Wrestling a couple of boxes aside in the closet, he pulled out an old BB gun.
"Here, I think it's time you had it back,'' my father said smiling.
There is quite a story in this BB gun. I was 8 years old when my father gave me the BB gun as a gift. With it came a lecture on the safety and responsibility required to own such a fine weapon.
Of course, most of the words of advice and instruction went in one ear and out the other. All I could think of was shooting it.

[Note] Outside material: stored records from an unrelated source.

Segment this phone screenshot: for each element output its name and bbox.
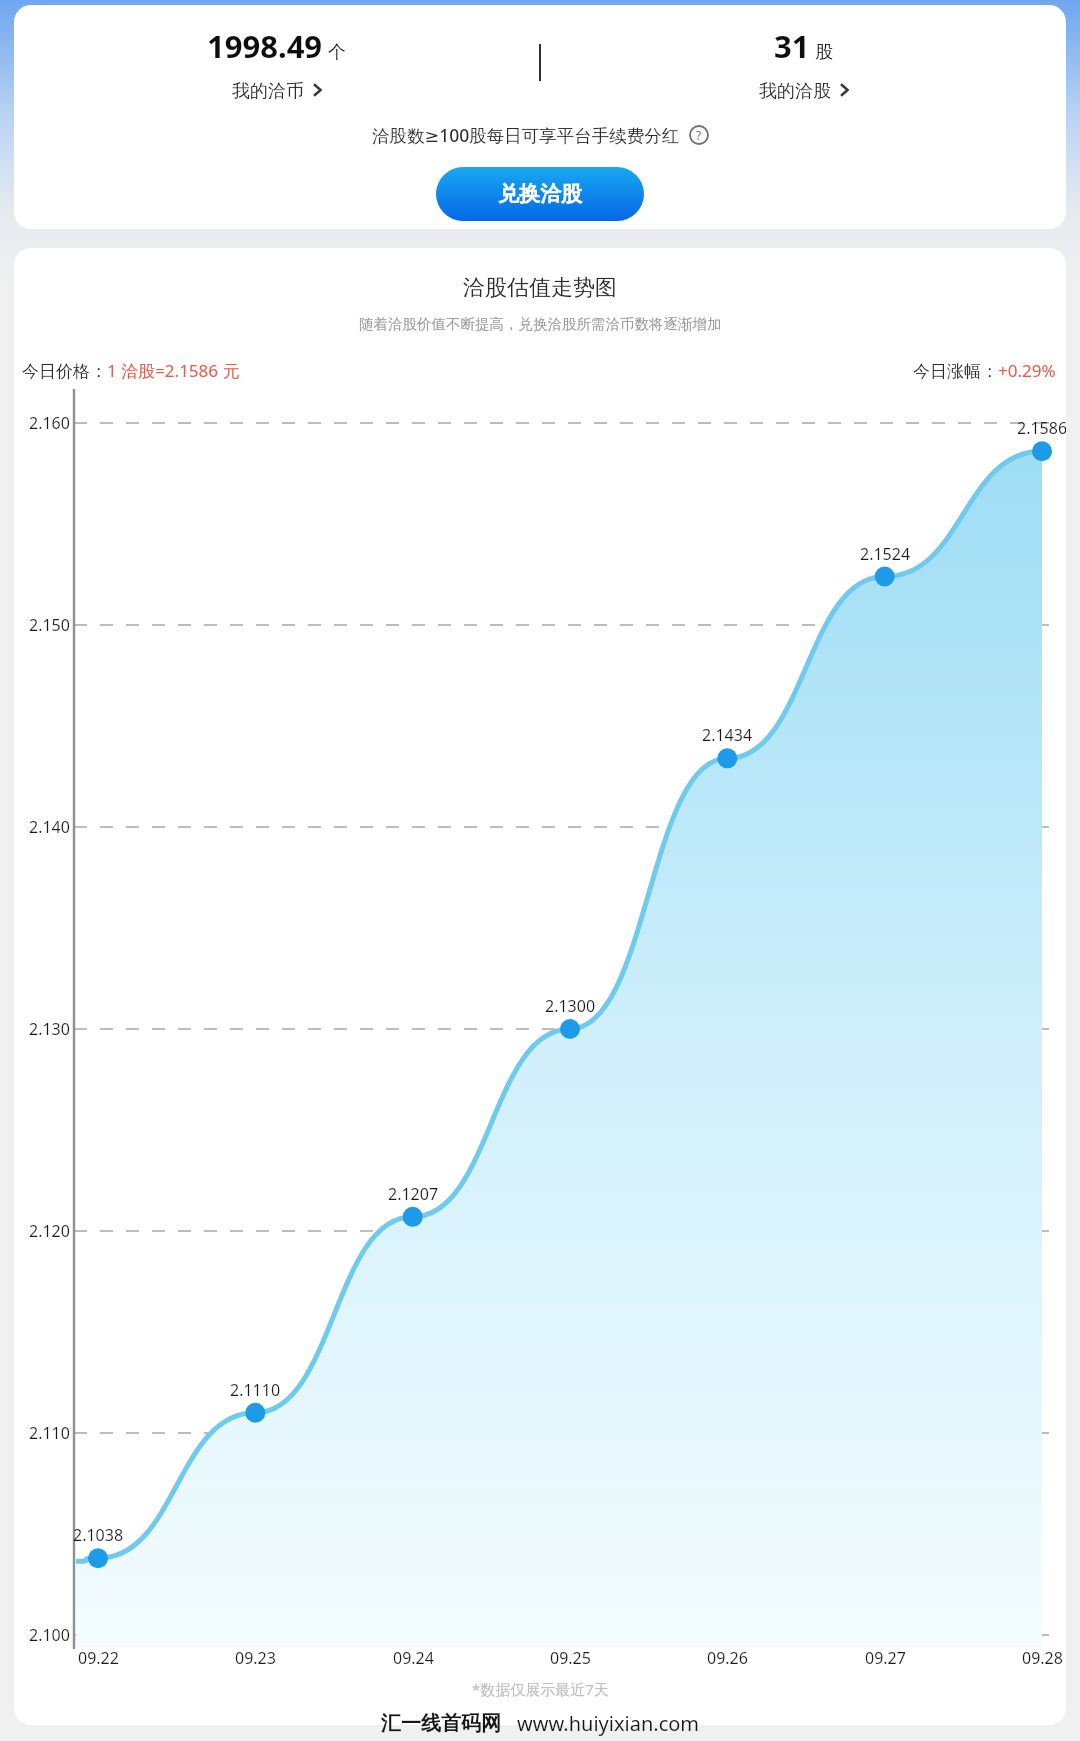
staticText: 2.150: [29, 614, 70, 636]
staticText: 09.25: [550, 1647, 591, 1669]
staticText: 个: [328, 41, 346, 64]
staticText: 2.140: [29, 816, 70, 838]
staticText: 2.1038: [73, 1524, 124, 1546]
staticText: 2.1110: [230, 1379, 281, 1401]
staticText: 股: [815, 41, 833, 64]
button[interactable]: 1998.49: [14, 25, 539, 99]
staticText: 2.110: [29, 1422, 70, 1444]
staticText: 2.160: [29, 412, 70, 434]
staticText: 随着洽股价值不断提高，兑换洽股所需洽币数将逐渐增加: [359, 315, 722, 333]
staticText: 2.130: [29, 1018, 70, 1040]
staticText: 兑换洽股: [498, 181, 582, 207]
staticText: 洽股估值走势图: [463, 274, 617, 302]
staticText: 09.27: [865, 1647, 906, 1669]
staticText: 2.1207: [388, 1183, 439, 1205]
staticText: 09.24: [393, 1647, 434, 1669]
staticText: 2.120: [29, 1220, 70, 1242]
staticText: ?: [696, 127, 702, 143]
staticText: 09.28: [1022, 1647, 1063, 1669]
staticText: 2.1586: [1017, 417, 1066, 439]
button[interactable]: 31: [541, 25, 1066, 99]
staticText: 我的洽股: [759, 80, 831, 99]
staticText: *数据仅展示最近7天: [472, 1679, 609, 1699]
staticText: 今日涨幅：+0.29%: [913, 359, 1056, 382]
staticText: 09.26: [707, 1647, 748, 1669]
staticText: 2.1434: [702, 724, 753, 746]
staticText: 31: [774, 25, 810, 67]
staticText: 2.1524: [860, 543, 911, 565]
other: 帮助说明: [689, 125, 709, 145]
staticText: 1998.49: [207, 25, 323, 67]
staticText: 今日价格：1 洽股=2.1586 元: [22, 359, 240, 382]
staticText: 09.23: [235, 1647, 276, 1669]
staticText: 汇一线首码网: [381, 1711, 501, 1736]
staticText: 2.1300: [545, 995, 596, 1017]
staticText: 我的洽币: [232, 80, 304, 99]
button[interactable]: 洽股数≥100股每日可享平台手续费分红: [368, 121, 713, 149]
staticText: 洽股数≥100股每日可享平台手续费分红: [372, 123, 680, 147]
button[interactable]: 兑换洽股: [436, 167, 644, 221]
staticText: www.huiyixian.com: [517, 1710, 700, 1737]
staticText: 09.22: [78, 1647, 119, 1669]
staticText: 2.100: [29, 1624, 70, 1646]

In no time at all, my childhood buddy Jerry Vaughn and I were plinking pop cans off fence posts at 20 paces. We were quite impressed with our shooting abilities. Jerry and I then graduated to glass jars, that is, until our mothers figured out where their canning jars were disappearing to.

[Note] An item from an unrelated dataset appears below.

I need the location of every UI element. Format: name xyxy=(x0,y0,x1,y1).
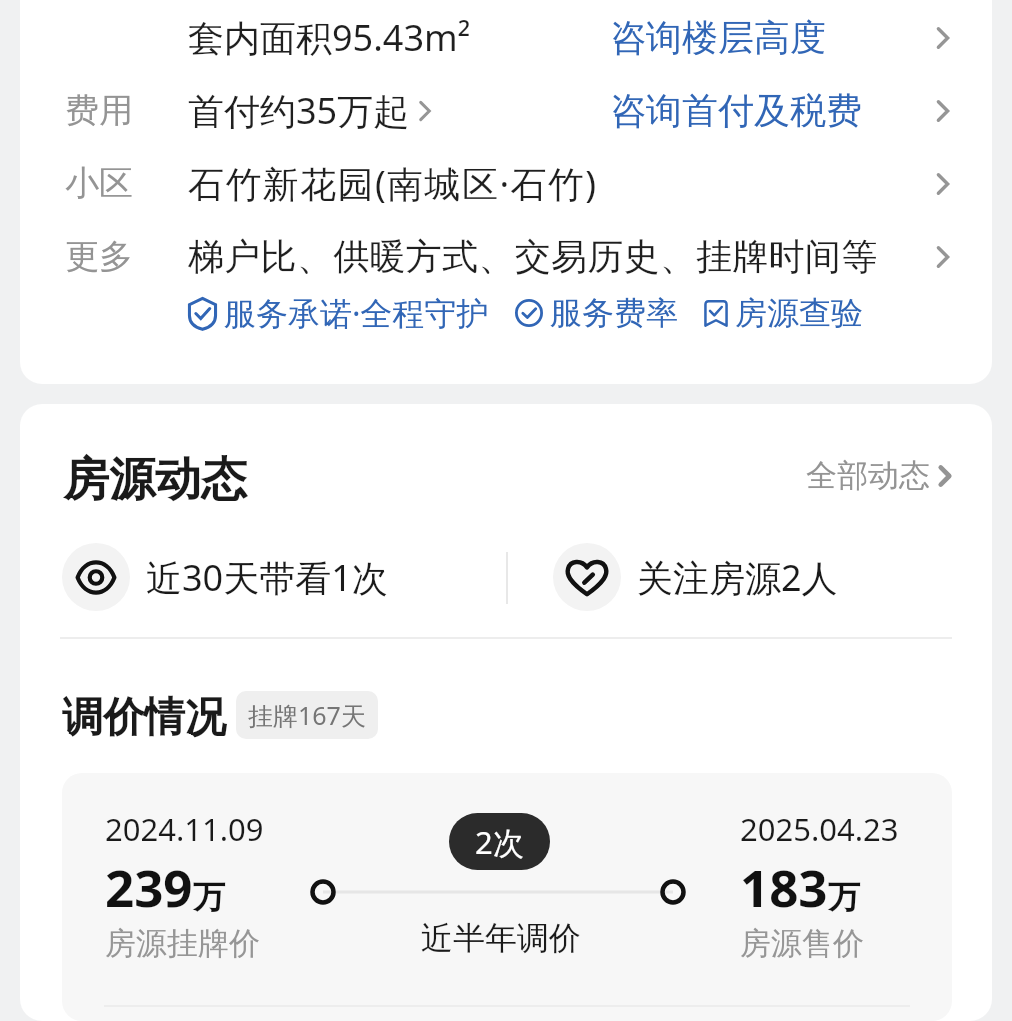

Yep, that summer Jerry and I became the Daniel Boone and Davy Crockett of one whole square mile of woods just north of Cedar Lake. We terrorized any creature in the woods that could run, hop or fly.

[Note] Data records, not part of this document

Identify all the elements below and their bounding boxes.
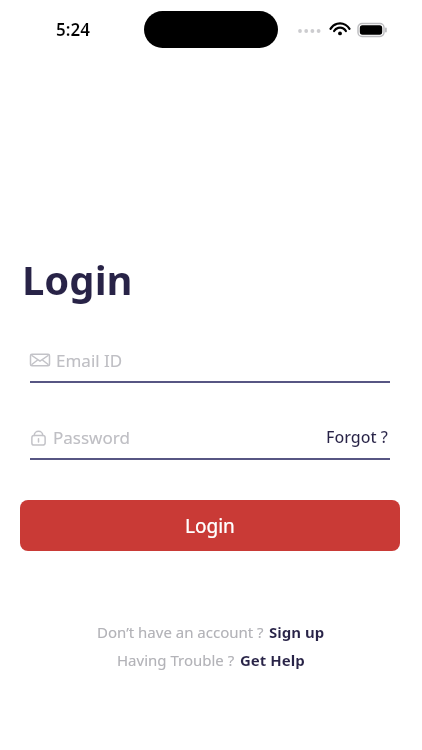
staticText: Login bbox=[185, 513, 235, 539]
button[interactable]: Sign up bbox=[269, 622, 325, 642]
other: Password bbox=[30, 428, 47, 447]
staticText: Having Trouble ? bbox=[117, 650, 235, 670]
staticText: 5:24 bbox=[56, 18, 90, 41]
staticText: Don’t have an account ? bbox=[97, 622, 264, 642]
staticText: Sign up bbox=[269, 622, 325, 642]
button[interactable]: Forgot ? bbox=[324, 422, 390, 452]
button[interactable]: Get Help bbox=[240, 650, 305, 670]
button[interactable]: Email bbox=[30, 338, 390, 382]
staticText: Forgot ? bbox=[326, 426, 388, 448]
staticText: Email ID bbox=[56, 349, 123, 372]
staticText: Password bbox=[53, 426, 130, 449]
other: Email bbox=[30, 352, 50, 368]
staticText: Get Help bbox=[240, 650, 305, 670]
button[interactable]: Password bbox=[30, 416, 324, 458]
button[interactable]: Login bbox=[20, 500, 400, 551]
staticText: Login bbox=[22, 252, 133, 306]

One day after a hard romp in the woods with Jerry and that trusty overused weapon, I made a mistake that lives on still today. Without checking to make sure it was unloaded, I walked into the house and leaned the gun in the corner, just like every other day that summer.
I sat down to watch my favorite television program, The Lone Ranger, on our brand new color TV set. Color television had just hit the market and was my father's most prized possession.
I was riveted in front of the set as my hero was pinned down behind some rocks by a band of bad guys. It was all very exciting as I recall.
My youngest sister, Pam, toddled by in front of the television with my BB gun in tow.
"Pam give me that gun, it's not a toy, it's a dangerous weapon. Besides, you're a girl!'' I shouted as any older brother would.
I went on to tell my sister how to handle a weapon, and lectured her as Dad had me. Then I began to tell her about my incredible marksmanship. You know, brother-sister stuff, like, "I could shoot the wings off a butterfly at distances greater than a mile.''
Then the biggest mistake of my young life.
"Watch Pam, I bet I could shoot that bad guy on TV and save the life of the Lone Ranger.'' Taking careful aim at the bad guy on TV, I pulled the trigger.
It was a shot, "heard round my world."
Sparks flew, smoke rose to the ceiling.
The unthinkable had happened.
I had forgotten the gun was loaded.
I could have better explained the death of the family cow.
My dad's most prized possession, his brand new color television set, was dead. I had killed it and most likely signed my own death warrant with that one shot. Visions of my dad with steam rolling from each ear, like the meanest bull in the pasture ran through my mind. And since the TV sat smack-dab in the middle of the living room, there was little hope it would go unnoticed.
After the whipping, that was the last time I saw my BB gun until now. My dad says now I've finally matured enough to handle the weapon.
Learning the lessons of life can sometimes be extremely painful, but well learned.
To this day I have never shot another TV.